The HackYourFuture Data Track Week 1 assignment: The Data Cleaning Pipeline.
Full instructions, learning context, and submission flow live in the curriculum chapter: Week 1 Assignment on Notion. Read it first; this README is a quick reference.
- Click Use this template → Create a new repository under your own GitHub account.
- Clone your copy locally.
git switch -c week1-attempt- Work through the three tasks below.
- Push and open a PR against your repo's
main. The auto-grader runs on every push and posts a score comment.

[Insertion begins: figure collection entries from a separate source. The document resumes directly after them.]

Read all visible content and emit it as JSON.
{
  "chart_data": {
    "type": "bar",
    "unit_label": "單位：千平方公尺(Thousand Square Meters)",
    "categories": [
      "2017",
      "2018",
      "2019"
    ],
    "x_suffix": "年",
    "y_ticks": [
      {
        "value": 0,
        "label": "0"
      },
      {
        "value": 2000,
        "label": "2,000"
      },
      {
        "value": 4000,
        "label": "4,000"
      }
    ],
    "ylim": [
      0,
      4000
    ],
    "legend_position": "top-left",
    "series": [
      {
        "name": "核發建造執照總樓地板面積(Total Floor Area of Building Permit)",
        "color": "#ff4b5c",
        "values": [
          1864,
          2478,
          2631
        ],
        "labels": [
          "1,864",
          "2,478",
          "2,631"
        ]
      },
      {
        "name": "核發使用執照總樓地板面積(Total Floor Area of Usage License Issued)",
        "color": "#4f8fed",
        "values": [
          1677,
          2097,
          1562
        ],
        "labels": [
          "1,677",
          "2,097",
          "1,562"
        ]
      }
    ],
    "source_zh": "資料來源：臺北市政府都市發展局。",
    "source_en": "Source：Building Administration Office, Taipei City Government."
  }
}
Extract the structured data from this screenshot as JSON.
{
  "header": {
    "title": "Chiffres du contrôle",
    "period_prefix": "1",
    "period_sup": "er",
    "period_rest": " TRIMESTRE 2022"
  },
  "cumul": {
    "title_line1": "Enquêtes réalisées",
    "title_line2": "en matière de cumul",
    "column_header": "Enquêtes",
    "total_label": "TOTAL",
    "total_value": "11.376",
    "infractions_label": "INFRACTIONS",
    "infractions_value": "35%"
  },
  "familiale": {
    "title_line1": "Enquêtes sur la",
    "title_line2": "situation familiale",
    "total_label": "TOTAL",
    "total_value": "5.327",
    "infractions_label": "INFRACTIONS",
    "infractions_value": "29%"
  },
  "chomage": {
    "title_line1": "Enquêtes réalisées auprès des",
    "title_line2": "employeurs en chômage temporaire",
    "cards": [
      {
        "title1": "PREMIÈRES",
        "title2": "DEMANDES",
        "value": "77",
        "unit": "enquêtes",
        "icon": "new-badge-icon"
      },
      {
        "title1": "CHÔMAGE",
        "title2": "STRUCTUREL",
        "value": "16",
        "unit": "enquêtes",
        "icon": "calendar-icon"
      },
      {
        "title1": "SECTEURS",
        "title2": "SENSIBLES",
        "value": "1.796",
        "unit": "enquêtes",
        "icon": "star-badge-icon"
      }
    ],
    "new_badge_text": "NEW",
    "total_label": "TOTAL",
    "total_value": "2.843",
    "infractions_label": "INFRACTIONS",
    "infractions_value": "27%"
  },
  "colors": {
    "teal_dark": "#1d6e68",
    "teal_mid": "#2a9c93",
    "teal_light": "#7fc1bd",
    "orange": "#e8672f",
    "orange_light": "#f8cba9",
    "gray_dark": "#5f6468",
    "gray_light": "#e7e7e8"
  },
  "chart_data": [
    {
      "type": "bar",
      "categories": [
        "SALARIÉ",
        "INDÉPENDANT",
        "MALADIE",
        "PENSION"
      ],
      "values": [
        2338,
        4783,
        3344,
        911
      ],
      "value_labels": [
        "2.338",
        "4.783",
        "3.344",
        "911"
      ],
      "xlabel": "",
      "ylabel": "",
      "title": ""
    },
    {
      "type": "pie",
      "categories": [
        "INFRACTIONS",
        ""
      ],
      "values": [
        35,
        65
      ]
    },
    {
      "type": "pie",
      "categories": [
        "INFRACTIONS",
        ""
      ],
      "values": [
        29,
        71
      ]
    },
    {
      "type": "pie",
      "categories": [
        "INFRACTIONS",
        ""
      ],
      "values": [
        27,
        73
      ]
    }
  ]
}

| Task | Folder | Points | What you build |
|---|---|---|---|
| Task 1 — Cleaner Pipeline | task-1/ |
60 | A modular Python pipeline that reads data/messy_users.csv, cleans each field via helpers in src/utils.py, validates, and writes JSON to output/clean_users.json. |
| Task 2 — AI Debug Report | task-2/ |
20 | Document one debugging session where you used an LLM to fix a bug. Fill in the four sections of AI_DEBUG.md. |
| Task 3 — HYF Azure proof | task-3/ |
20 | Accept the HYF Azure tenant invite, switch to that directory, screenshot proof at task-3/azure_proof.png. |
Total: 100 · Passing: 60.
.
├── task-1/
│ ├── data/
│ │ └── messy_users.csv # the dataset (committed; do not edit)
│ ├── src/
│ │ ├── cleaner.py # entry point — fill in TODOs
│ │ └── utils.py # field-cleaning helpers — fill in TODOs
│ └── output/
│ └── clean_users.json # your cleaner writes here
├── task-2/
│ └── AI_DEBUG.md # fill in the four sections
├── task-3/
│ └── azure_proof.png # add your screenshot here
├── .hyf/
│ └── test.sh # auto-grader (read it to see exactly what it checks)
└── .github/workflows/
└── grade-assignment.yml # runs .hyf/test.sh on every PR
Before opening a PR, run the same checks the auto-grader runs:
bash .hyf/test.sh
cat .hyf/score.jsonThis prints a per-task breakdown and writes score.json. Iterate until
pass: true (or until you've given it your best attempt), then push.
Open a PR against your fork's main. Share the PR URL with your teacher.